35 weeks… It’s the Final Countdown!

Yes I AM referring to that song by Europe. You can thank me later for putting it in your head. And just because you know you want to, check out the video. Really, between Europe and Dolph Lundgren, the world owes 80s Sweden a massive ‘thank you’.

europe

The hair. The make up. All so pretty.

dolphthen

Dolph then… His outfit is to die for.

dolphnow

Dolph now. WHYYYY?

 

7km run this morning. Geez it was hard work… getting ready for the run I mean…

05:00hrs:
Get up and have 1/3 banana and 1 cup coffee (YES IT IS SAFE in pregnancy, haters just chill) and of course, pee (because the five times during the night wasn’t enough).

05:05hrs:
Prepare for running in 4°C rainy weather by donning necessary protective clothing… Head band/ ear warmers, 2x sports bras and Lycra running leggings that stretch from armpit to ankle (because dammit, otherwise there ain’t no way my bits are staying in their rightful place), sleeves long enough to prevent fingers from frostbite, shoes that are both comfortable and also resistant to pregnancy-induced-weight-gain-breakage.

05:25hrs:
Finally get into all the gear. Sadly realise that I need to pee again.

05:30hrs:
Seriously contemplate NOT peeing because it’s going to take a fair amount of effort to expose the necessary parts. Once Lycra is flush with your pregnant form, it’s pretty hard to budge.

05:35hrs:
Realise I’ve spent 5 minutes too long thinking about my dilemma. Remove necessary clothing and pee.

05:45hrs
Finally get my gear on again after peeing. Consider not running because I’ve already had such a big workout. Headline “Rio 2016 introduces pregnant Lycra wrestling” (maiesiophiliacs eat your heart out).  Remind myself how I felt last time after delivery (not running, not weight training) and how it turned me into a psycho hose beast (well, that’s my excuse). That’s all the motivation I need.

05:50hrs
Run. Well sort of… more like jogging… jogging like a fat duck.  Some dude in a truck slows down to stare at me. I fight the urge to go over, drag him out of his truck, and hurt him. It wouldn’t take much, I would just sit on him until he stopped breathing.  Lithe runner chicks repeatedly pass me on the path. I hate them all. Not really. Actually yes, really.

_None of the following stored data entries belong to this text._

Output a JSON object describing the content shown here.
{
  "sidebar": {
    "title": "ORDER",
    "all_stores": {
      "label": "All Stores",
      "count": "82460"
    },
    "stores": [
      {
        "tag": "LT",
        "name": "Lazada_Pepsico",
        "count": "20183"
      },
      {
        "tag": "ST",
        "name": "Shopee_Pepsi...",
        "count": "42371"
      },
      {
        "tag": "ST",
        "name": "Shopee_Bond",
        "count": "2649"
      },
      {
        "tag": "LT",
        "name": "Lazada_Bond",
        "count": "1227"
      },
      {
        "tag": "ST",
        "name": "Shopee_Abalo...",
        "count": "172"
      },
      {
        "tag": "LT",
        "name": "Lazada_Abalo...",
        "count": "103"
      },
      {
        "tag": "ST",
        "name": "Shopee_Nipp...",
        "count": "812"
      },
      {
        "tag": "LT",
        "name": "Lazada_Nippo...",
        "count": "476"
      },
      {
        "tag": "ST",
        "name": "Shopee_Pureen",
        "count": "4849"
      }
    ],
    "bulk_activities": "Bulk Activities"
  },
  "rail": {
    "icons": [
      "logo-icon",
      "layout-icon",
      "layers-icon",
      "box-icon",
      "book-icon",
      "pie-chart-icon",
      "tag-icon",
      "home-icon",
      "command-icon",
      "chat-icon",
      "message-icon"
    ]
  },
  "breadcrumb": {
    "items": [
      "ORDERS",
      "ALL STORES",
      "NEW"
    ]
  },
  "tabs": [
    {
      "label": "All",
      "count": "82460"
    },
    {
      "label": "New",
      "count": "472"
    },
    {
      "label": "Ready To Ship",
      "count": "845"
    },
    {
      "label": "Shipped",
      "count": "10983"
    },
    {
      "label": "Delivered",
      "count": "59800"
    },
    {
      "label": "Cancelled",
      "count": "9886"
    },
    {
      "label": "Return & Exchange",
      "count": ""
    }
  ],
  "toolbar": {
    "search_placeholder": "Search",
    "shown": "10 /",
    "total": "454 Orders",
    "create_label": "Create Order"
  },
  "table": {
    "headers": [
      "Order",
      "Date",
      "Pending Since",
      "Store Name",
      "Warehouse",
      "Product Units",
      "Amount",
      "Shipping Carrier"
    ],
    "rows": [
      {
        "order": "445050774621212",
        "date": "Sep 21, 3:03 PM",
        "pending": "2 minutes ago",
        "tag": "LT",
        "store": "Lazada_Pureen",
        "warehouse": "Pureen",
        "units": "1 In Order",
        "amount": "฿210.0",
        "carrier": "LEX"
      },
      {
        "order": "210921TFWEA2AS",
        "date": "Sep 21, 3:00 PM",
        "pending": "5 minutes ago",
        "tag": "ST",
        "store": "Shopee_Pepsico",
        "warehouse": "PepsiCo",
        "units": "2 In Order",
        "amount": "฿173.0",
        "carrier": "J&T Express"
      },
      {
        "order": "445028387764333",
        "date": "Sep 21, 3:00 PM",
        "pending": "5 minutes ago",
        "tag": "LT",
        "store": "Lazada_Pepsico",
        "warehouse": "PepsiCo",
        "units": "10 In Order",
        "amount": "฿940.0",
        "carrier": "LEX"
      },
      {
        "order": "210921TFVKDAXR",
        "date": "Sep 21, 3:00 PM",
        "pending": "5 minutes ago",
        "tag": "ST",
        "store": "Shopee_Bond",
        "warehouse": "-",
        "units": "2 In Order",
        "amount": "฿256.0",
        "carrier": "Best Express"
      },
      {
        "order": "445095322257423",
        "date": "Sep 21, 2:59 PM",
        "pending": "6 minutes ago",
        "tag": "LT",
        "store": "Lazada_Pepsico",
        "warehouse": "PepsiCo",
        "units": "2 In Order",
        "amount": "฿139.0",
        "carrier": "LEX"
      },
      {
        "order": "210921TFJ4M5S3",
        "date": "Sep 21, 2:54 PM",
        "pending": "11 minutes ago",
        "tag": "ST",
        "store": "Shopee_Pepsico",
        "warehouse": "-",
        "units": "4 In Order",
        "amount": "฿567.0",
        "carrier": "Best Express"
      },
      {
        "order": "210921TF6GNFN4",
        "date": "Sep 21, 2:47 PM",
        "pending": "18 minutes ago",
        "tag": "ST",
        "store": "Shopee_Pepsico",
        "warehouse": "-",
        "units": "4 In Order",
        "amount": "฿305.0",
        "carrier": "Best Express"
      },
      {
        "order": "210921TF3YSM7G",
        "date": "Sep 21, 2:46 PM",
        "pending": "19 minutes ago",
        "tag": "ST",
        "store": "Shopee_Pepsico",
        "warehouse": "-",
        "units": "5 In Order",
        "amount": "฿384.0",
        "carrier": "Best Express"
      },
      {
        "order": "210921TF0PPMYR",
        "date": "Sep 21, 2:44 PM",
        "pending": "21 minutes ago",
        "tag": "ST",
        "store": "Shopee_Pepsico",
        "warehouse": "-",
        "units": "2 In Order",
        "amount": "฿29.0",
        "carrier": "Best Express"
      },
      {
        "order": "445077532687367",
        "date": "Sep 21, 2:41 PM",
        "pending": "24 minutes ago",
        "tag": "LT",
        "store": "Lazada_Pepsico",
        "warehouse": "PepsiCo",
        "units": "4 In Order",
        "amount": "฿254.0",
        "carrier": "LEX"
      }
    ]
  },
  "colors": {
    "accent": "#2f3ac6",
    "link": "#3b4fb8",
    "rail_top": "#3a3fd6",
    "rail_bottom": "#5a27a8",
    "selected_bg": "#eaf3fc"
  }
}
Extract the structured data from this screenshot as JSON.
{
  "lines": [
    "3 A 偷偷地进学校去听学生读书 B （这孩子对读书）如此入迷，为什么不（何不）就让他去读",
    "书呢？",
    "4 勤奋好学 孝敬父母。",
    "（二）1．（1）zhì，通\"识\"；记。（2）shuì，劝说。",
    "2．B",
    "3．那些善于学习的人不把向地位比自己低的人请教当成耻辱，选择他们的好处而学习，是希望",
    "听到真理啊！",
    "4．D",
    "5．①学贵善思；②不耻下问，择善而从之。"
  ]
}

Finish run which all in all felt pretty good. I’m finding I can’t race up the hills anymore and occasionally have to stop to walk for a few seconds, but seriously, I know I can only milk the pregnancy thing for a little while longer, so why not…?

Then we go for our 35 week antenatal check-up. All is well, the girl is tracking right on 50th centile for growth. Which is great because our boy was up near 100th centile for everything. After all, if we have a massive daughter, how they hell will we marry her off?

(JUST KIDDING!)
(Partially)

tallbride

I’m sitting in the loo at the doctor’s and there’s a sign on the back of the door with an advertisement:
“You’ve spent your whole life looking after other people… Isn’t it time you looked after yourself?”
“Yeah baby!” I thought, in my mind planning a nice soothing pregnancy massage, haircut, mani/pedi…

The ad was for mammograms.
Because nothing says to your body “Girl, I’m gonna take care of you” like clamping your boobs in a vice.